С губ срывается нервный тяжёлый вздох. И, кажется, именно он выводит нас двоих из странного оцепенения.
По крайней мере, и я поднимаюсь с места, и Егор Викторович шевелиться начинает.
— Не волнуйся, Синицына. Ты успела загрузить, я видел. Там процесс запуска секунду длится, точно сохранилось, — успокаивающе и немного хрипловато проговаривает он.
Я зачем-то киваю, хотя вряд ли преподаватель меня сейчас так уж чётко видит. Я вот не различаю его лица. Впрочем, и не смотрю в сторону Егора Викиторовича. Лишь мельком бросаю взгляд, когда только заговаривает, и тут же отвожу.
Странно, но как раз всё вот это про сохранение рекламы мне в голову не приходило, когда свет и электричество вырубились. И страха по поводу зря проделанной работы не было. Только вот тревога почему-то всё равно при этом была. По какой-то другой причине…
— Но чтобы тебе было спокойнее, сейчас всё решим, и ты убедишься, — видимо, Егор Викторович принимает моё молчание за недоверие к его словам. — Там пробки, наверное, выбило. Не должно было, но посмотрим, в чём там дело.
Мне кажется, или ему тоже неспокойно?
Преподаватель встаёт с места, чтобы, видимо, посмотреть эти самые пробки. Вот только я в этот момент зачем-то и сама подрываюсь, заметавшись. Не получается выбрать одно направление или просто стоять на месте. Как глупо…

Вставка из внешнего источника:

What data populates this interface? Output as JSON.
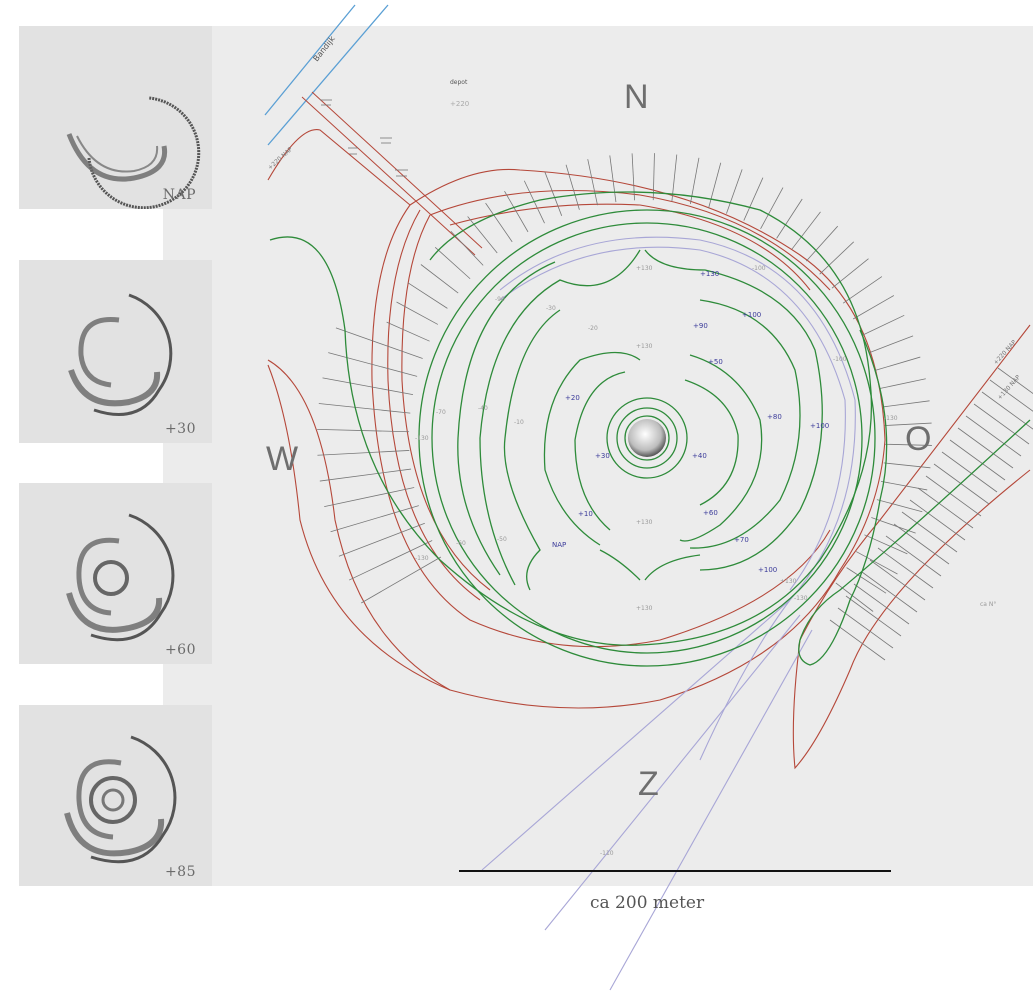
{
  "thumbnails": [
    {
      "label": "NAP"
    },
    {
      "label": "+30"
    },
    {
      "label": "+60"
    },
    {
      "label": "+85"
    }
  ],
  "compass": {
    "north": "N",
    "south": "Z",
    "west": "W",
    "east": "O"
  },
  "scale": {
    "label": "ca 200 meter"
  },
  "map_labels": {
    "dike": "Bandijk",
    "depot": "depot",
    "depot_level": "+220",
    "nw_level": "+220 NAP",
    "ne_level": "+220 NAP",
    "e_level": "+130 NAP",
    "far_east": "ca N°"
  },
  "contour_labels_blue": [
    "+90",
    "+100",
    "+130",
    "+20",
    "+50",
    "+80",
    "+100",
    "+30",
    "+40",
    "+10",
    "+60",
    "+70",
    "+100",
    "NAP"
  ],
  "contour_labels_grey": [
    "-30",
    "-20",
    "-10",
    "-40",
    "-70",
    "-60",
    "-50",
    "+130",
    "+130",
    "+130",
    "+130",
    "-130",
    "-130",
    "-100",
    "-100",
    "-90",
    "+130",
    "-130",
    "-130",
    "-110"
  ],
  "colors": {
    "panel": "#ececec",
    "green": "#2e8b3a",
    "red": "#b5483a",
    "violet": "#a8a6d6",
    "blue": "#5a9fd4",
    "label_blue": "#3b3b9a"
  }
}
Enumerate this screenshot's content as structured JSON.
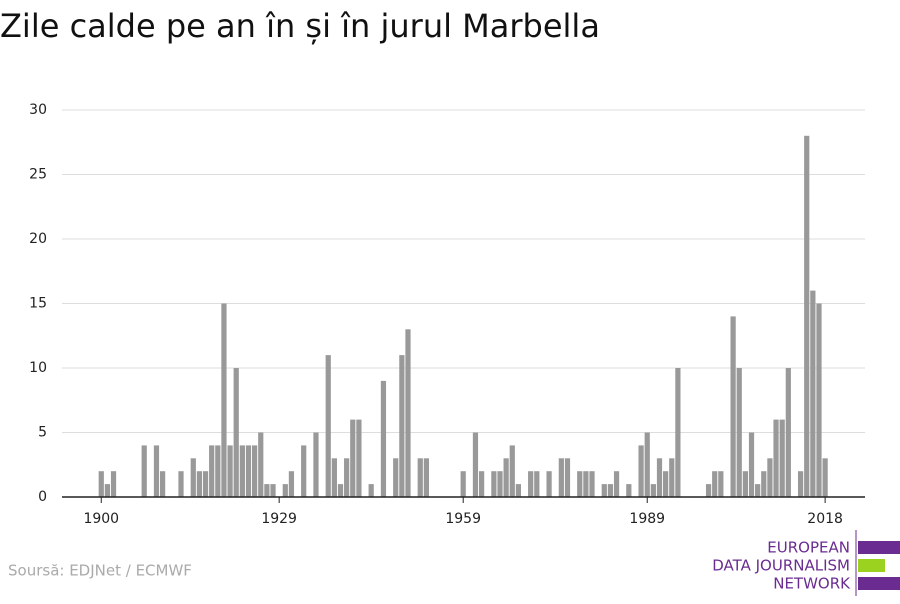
{
  "chart_data": {
    "type": "bar",
    "title": "Zile calde pe an în și în jurul Marbella",
    "x": [
      1900,
      1901,
      1902,
      1903,
      1904,
      1905,
      1906,
      1907,
      1908,
      1909,
      1910,
      1911,
      1912,
      1913,
      1914,
      1915,
      1916,
      1917,
      1918,
      1919,
      1920,
      1921,
      1922,
      1923,
      1924,
      1925,
      1926,
      1927,
      1928,
      1929,
      1930,
      1931,
      1932,
      1933,
      1934,
      1935,
      1936,
      1937,
      1938,
      1939,
      1940,
      1941,
      1942,
      1943,
      1944,
      1945,
      1946,
      1947,
      1948,
      1949,
      1950,
      1951,
      1952,
      1953,
      1954,
      1955,
      1956,
      1957,
      1958,
      1959,
      1960,
      1961,
      1962,
      1963,
      1964,
      1965,
      1966,
      1967,
      1968,
      1969,
      1970,
      1971,
      1972,
      1973,
      1974,
      1975,
      1976,
      1977,
      1978,
      1979,
      1980,
      1981,
      1982,
      1983,
      1984,
      1985,
      1986,
      1987,
      1988,
      1989,
      1990,
      1991,
      1992,
      1993,
      1994,
      1995,
      1996,
      1997,
      1998,
      1999,
      2000,
      2001,
      2002,
      2003,
      2004,
      2005,
      2006,
      2007,
      2008,
      2009,
      2010,
      2011,
      2012,
      2013,
      2014,
      2015,
      2016,
      2017,
      2018
    ],
    "values": [
      2,
      1,
      2,
      0,
      0,
      0,
      0,
      4,
      0,
      4,
      2,
      0,
      0,
      2,
      0,
      3,
      2,
      2,
      4,
      4,
      15,
      4,
      10,
      4,
      4,
      4,
      5,
      1,
      1,
      0,
      1,
      2,
      0,
      4,
      0,
      5,
      0,
      11,
      3,
      1,
      3,
      6,
      6,
      0,
      1,
      0,
      9,
      0,
      3,
      11,
      13,
      0,
      3,
      3,
      0,
      0,
      0,
      0,
      0,
      2,
      0,
      5,
      2,
      0,
      2,
      2,
      3,
      4,
      1,
      0,
      2,
      2,
      0,
      2,
      0,
      3,
      3,
      0,
      2,
      2,
      2,
      0,
      1,
      1,
      2,
      0,
      1,
      0,
      4,
      5,
      1,
      3,
      2,
      3,
      10,
      0,
      0,
      0,
      0,
      1,
      2,
      2,
      0,
      14,
      10,
      2,
      5,
      1,
      2,
      3,
      6,
      6,
      10,
      0,
      2,
      28,
      16,
      15,
      3
    ],
    "color": "#999999",
    "xlim": [
      1893.6,
      2024.5
    ],
    "xticks": [
      1900,
      1929,
      1959,
      1989,
      2018
    ],
    "ylim": [
      0,
      30
    ],
    "yticks": [
      0,
      5,
      10,
      15,
      20,
      25,
      30
    ],
    "grid": true,
    "source": "Soursă: EDJNet / ECMWF"
  },
  "logo": {
    "lines": [
      "EUROPEAN",
      "DATA JOURNALISM",
      "NETWORK"
    ]
  }
}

Но самое дурацкое в этой ситуации даже не это, а то, что я в итоге натыкаюсь прямо на Егора Викторовича. Чуть не врезаюсь в него, удерживаемая лишь его руками.
Замираю. Сердце подскакивает куда-то вверх, а дыхание сбивается напрочь. И будто даже боюсь его восстанавливать. Пошевельнуться тоже никак не решаюсь…
Егор Викторович, кстати, тоже не то чтобы разряжает обстановку. Его руки всё ещё на мне, обжигают даже сквозь одежду. А близость преподавателя настолько ощутима, что усиленно смотрю куда угодно, только не на него. Хотя всё равно тут темно и его лица не вижу.
Надеюсь, и он моего тоже. Потому что вот вообще не удивлюсь, если оно у меня красное сейчас.
— Простите… — наконец, выдавливаю я. На сбивчивом выдохе, негромко и неуверенно.
Пальцы Егора Виктиоровича чуть сильнее сжимают меня.
— Это ты меня прости, — как-то странно отвечает преподаватель. Хрипловато, вымученно даже.
Пол уходит у меня из-под ног. Нервно сглатываю, и это кажется шумным. Перекрывает даже стук колотящегося сердца.
— За что? — не узнаю собственный голос.
Егор Викторович не отвечает. Вместо этого вдруг обрушивается своими губами на мои. Жадно, напористо — так, будто дорвался до чего-то жизненно необходимого.
От соприкосновения наших губ мгновенно прошибает током. Замираю, не веря в происходящее и в то же время погружаясь в него. Мир вокруг словно рушится. Егор Викторович… целует меня?
Прижимает к себе крепче со сдавленным рыком. Мелко дрожу, чувствуя, как его язык осторожным и в то же время несдержанным касанием проходится по моей нижней губе, будто пробуя на вкус и требуя большего.
Какое-то безумие…
Егор Викторович смыкает своими губами мои, углубляя поцелуй, а я только и могу, что жалко внимать совершенно новым для меня ощущениям. Пробовать этот поцелуй с привкусом кофе и печенья, которое, видимо, ел во время нашей работы преподаватель. А сейчас будто смакует именно меня. Его руки безостановочно бродят мне по телу, пока язык исследует рот. Так порочно, недопустимо, настойчиво. Но в то же время неспешно и плавно, давая прочувствовать каждый момент мне. И я чувствую — меня буквально накрывает жарким взаимодействием языков, губ, даже тел, ведь меня почти вжимает в него. И я отчётливо ощущаю, насколько Егор Викторович возбуждён.